While not actually wearable–yet–these “semi-living” mini-garments explore “notions relating to human conduct with other living systems, or to the Other,” where the Other encompasses a fluid, mobile notion of ourselves. (Tissue Culture + Art, n.p.). Lipovetsky links the growth of ethical themes in society (like animal rights or fair labor practices) to the social discourse of democracy that has expanded in part via the ability of dress to articulate and (hopefully) help negotiate differences (1994, p. 131).

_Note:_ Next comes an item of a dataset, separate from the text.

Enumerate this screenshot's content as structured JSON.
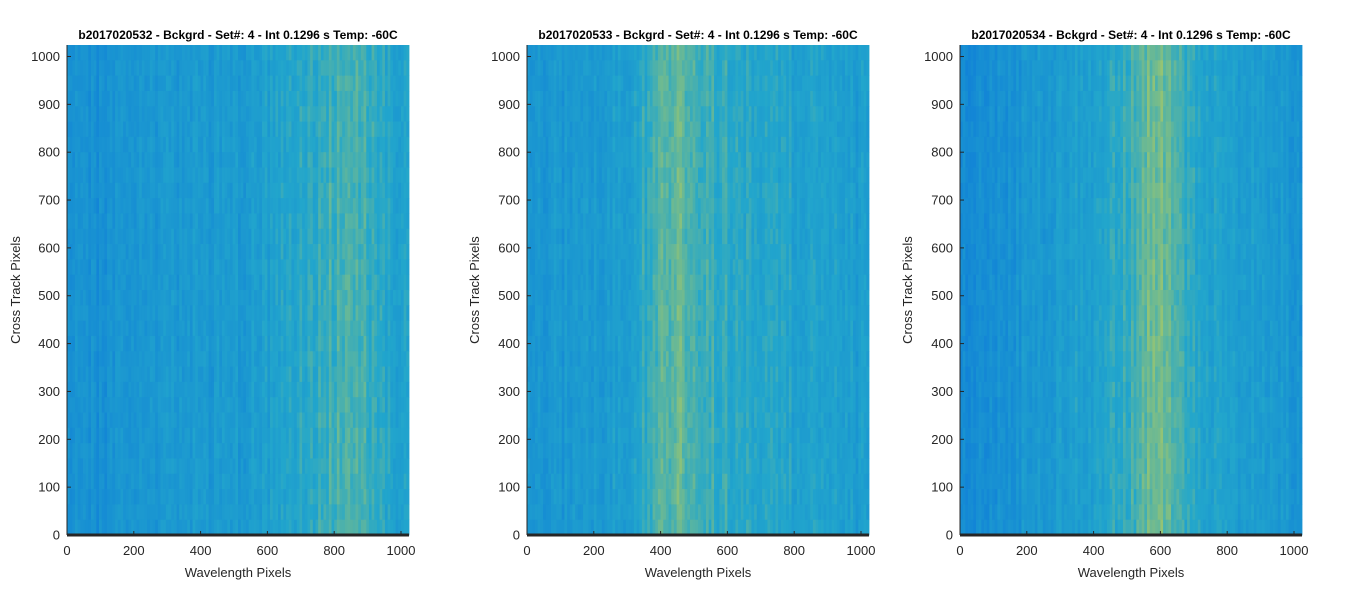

These days, I wonder about the future of CGD. In the last few years, new incidents of wardrobed collectivity are decreasing, while–and this may or may not be linked–virtual connectivity within MMORPGs (Massive Multiplayer On-line Role Playing Games), which involve expressive avatar appearance and attire, is soaring. Major MMORPGs like World of Warcraft and Second Life (where dress is a major concern) experience tens of thousands of players at once, and count members in the millions. Dressing and interacting as avatars in virtual worlds reflect the interplay and negotiation we make as processual subjects involved in social interaction, but, at present, as recently noted by Kathy Cleland, notions of virtual dress are largely stereotypical, and follow the ideals of bodies and clothing circulating in the mass media (Cleland, 2007). (Fig. 4).
And theorists of embodied subjectivity, like Joanne Entwistle (2001), remind us that the dressed body is a situated subjective practice and we must consider, not only how dress is represented, but how it is experienced on real moving bodies within high risk (i.e. real, not virtual) social environments.
So, under ultimate conditions, will we be dressing our own bodies, or imagined ones? Some argue that, in a widespread cataclysmic event, the Internet will be unsustainable. But, setting that possibility aside, if we encase ourselves in virtual cocoons that sacrifice phenomenological, body-based communication, will our “wearables” migrate to virtual “be-ables,” self-styled avatars that are bodieswithout- organs within what are, in the end, corporately-owned environments (which these games are)? Will body-based concepts of self and social interaction go the way of the dinosaur? I think not, and that Sekula and Cleland are right. Actual notions about bodies and dress in real space are needed to support meaning for avatar phenomena in cyberspace. But only time will tell.